I tried to make filtering using grep like this:

unzip -l test.zip | grep -v Length | grep -v "\-\-\-\-" | g -v Archive | grep -v " files"

But it is long and prone to error (e.g a file name Archive in this list will be dropped)

Is there any other options with unzip -l (I checked the unzip man page and did not find any) or another tool to do so?

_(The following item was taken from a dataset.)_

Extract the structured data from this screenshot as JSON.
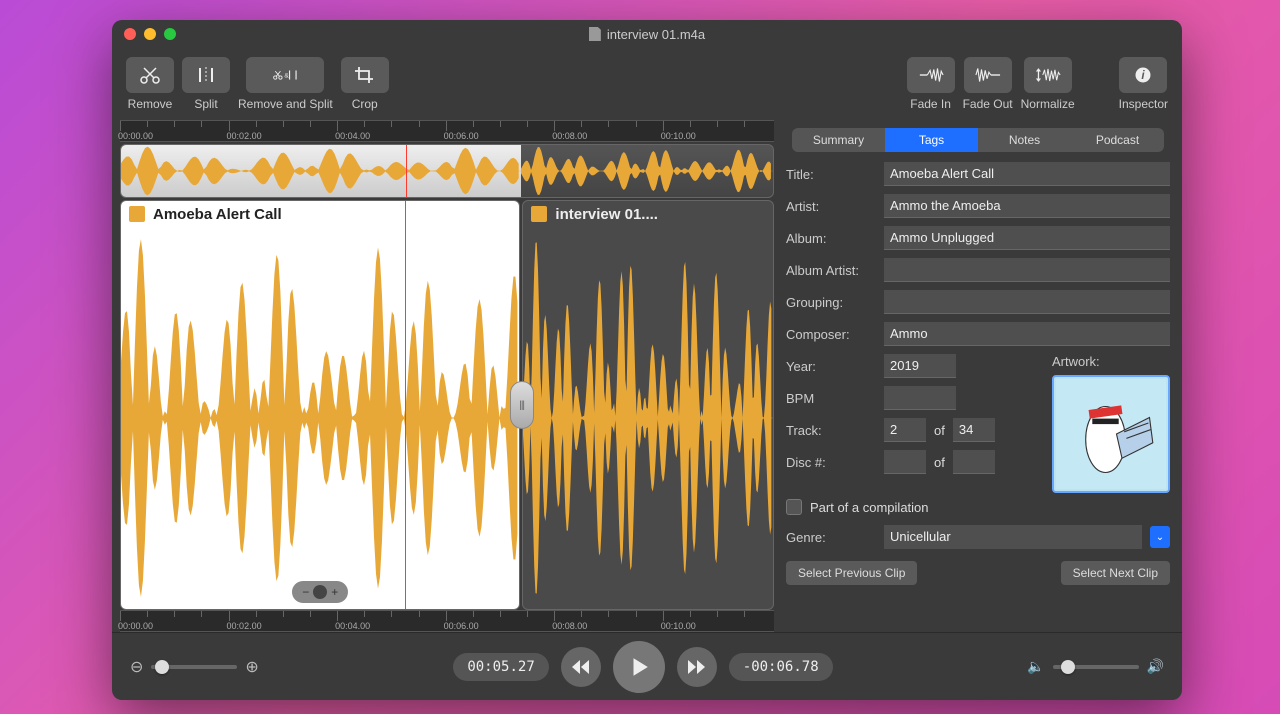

It is important to me to not really unzip the archive but just to look what files are inside.
- tripleee over 6 years
  
  The accepted answer is much better than this; but I want to remark that anything with multiple grep can be refactored into an Awk script, usually with much improved precision. awk 'NR >3 { if (/^ *---/) exit 0; print }' would trim the first three lines as well as the footer, and also be within reach of easily extracting just the file name (hint: print substr($0, 29)).
- Mike over 6 years
  
  Yes, I totally agree, that's is exactly why I ask that specific question: to have a better and viable solution.
Mike about 10 years

thanks powerful sed... exactly what I wanted; Also the zipinfo tool is interesting, I didn't know it.
Matt over 4 years

Is there a way to ignore directories? unzip -Z1 zipfile.zip will output: directory/ and directory/file.extension (Note: directory names with . is likely, so adding a | grep . doesn't work)
michael almost 4 years

I was also looking for a way to exclude directories from the listing (bsdtar -tf also prints directories just like unzip -Z1), afaik this may be the only option: unzip -Z1 test.zip | grep -v '/$', since all entries that are just directory names have a trailing slash ( /). nb: however, if the goal was to remove directory prefix from the path, then each line would have to be processed with basename or bash equivalent stackoverflow.com/questions/965053/…